- Pitcher
- Born: September 12, 1928 New Castle, Pennsylvania, U.S.
- Died: June 19, 2015 (aged 86) New Castle, Pennsylvania, U.S.
- Batted: RightThrew: Right

MLB debut
- September 6, 1952, for the Philadelphia Athletics

Last MLB appearance
- September 6, 1952, for the Philadelphia Athletics

MLB statistics
- Games pitched: 1
- Innings pitched: 1
- Runs allowed: 0
- Stats at Baseball Reference

Teams
- Philadelphia Athletics (1952);

= Len Matarazzo =

American baseball player (1928-2015)

Leonard Matarazzo (September 12, 1928 – June 19, 2015) was an American professional baseball player. On September 6, 1952, the right-handed pitcher appeared in the Major Leagues for the only time. Pitching for the Philadelphia Athletics, he worked one scoreless inning in relief against the Boston Red Sox. But he was not given another opportunity to pitch that year and spent the final two seasons of his six-year pro career in the minor leagues.

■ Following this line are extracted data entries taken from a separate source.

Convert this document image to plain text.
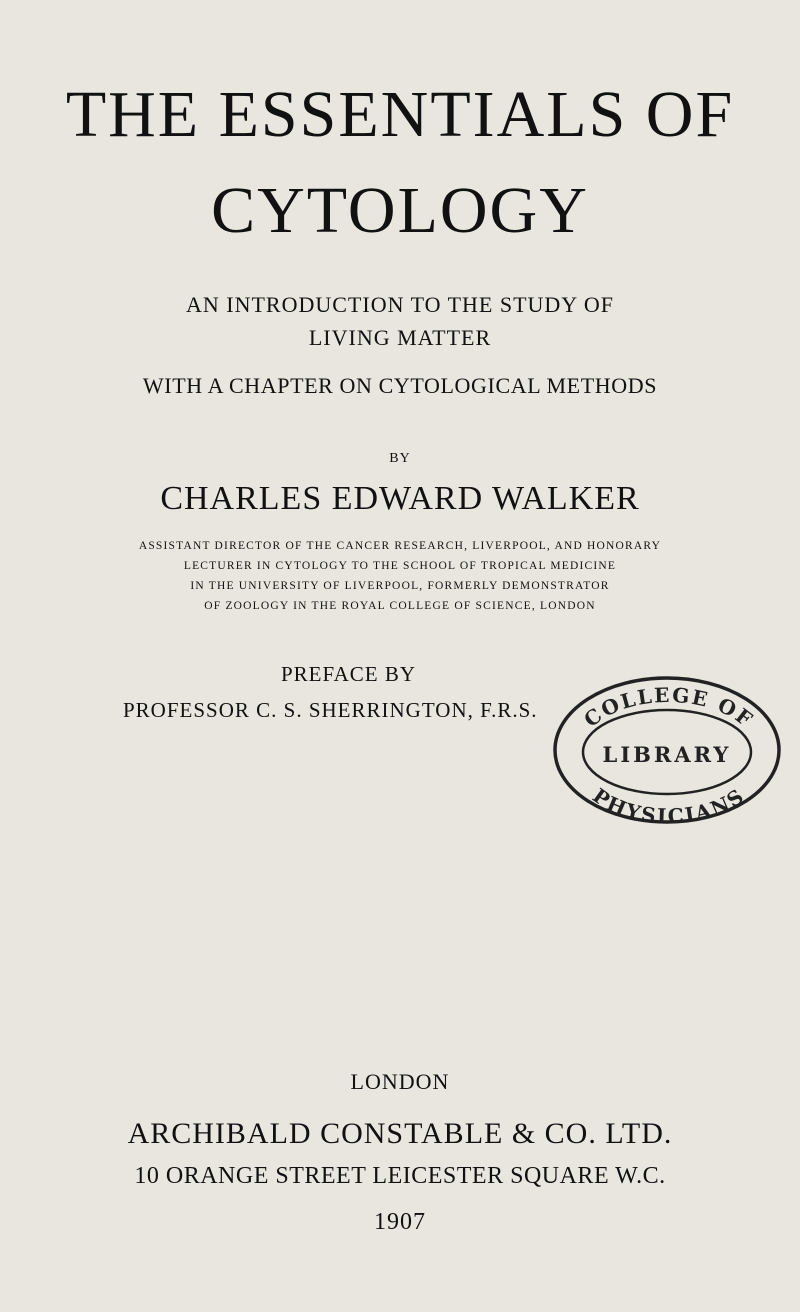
THE ESSENTIALS OF
CYTOLOGY
AN INTRODUCTION TO THE STUDY OF
LIVING MATTER
WITH A CHAPTER ON CYTOLOGICAL METHODS
BY
CHARLES EDWARD WALKER
ASSISTANT DIRECTOR OF THE CANCER RESEARCH, LIVERPOOL, AND HONORARY
LECTURER IN CYTOLOGY TO THE SCHOOL OF TROPICAL MEDICINE
IN THE UNIVERSITY OF LIVERPOOL, FORMERLY DEMONSTRATOR
OF ZOOLOGY IN THE ROYAL COLLEGE OF SCIENCE, LONDON
PREFACE BY
PROFESSOR C. S. SHERRINGTON, F.R.S. COLLEGE OF
LIBRARY
PHYSICIANS
LONDON
ARCHIBALD CONSTABLE & CO. LTD.
10 ORANGE STREET LEICESTER SQUARE W.C.
1907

Matarazzo was a 6 ft 4 in, 195 lb native of New Castle, Pennsylvania. In his fourth pro season, as a member of the 1952 Fayetteville A's, he led the Class B Carolina League with a 22–8 win–loss record and was named the league's Most Valuable Player.

He was recalled by the parent Athletics in September. In his only MLB appearance, at Fenway Park, he pitched the bottom of the eighth inning against the Red Sox in a game the Athletics were trailing, 6–4. He allowed an infield single to Dom DiMaggio and a base on balls to Billy Goodman, but retired Mel Parnell, Al Zarilla and Vern Stephens to escape unscathed.

Matarrazo was sent back to Fayetteville for the 1953 season, and retired after the 1954 campaign.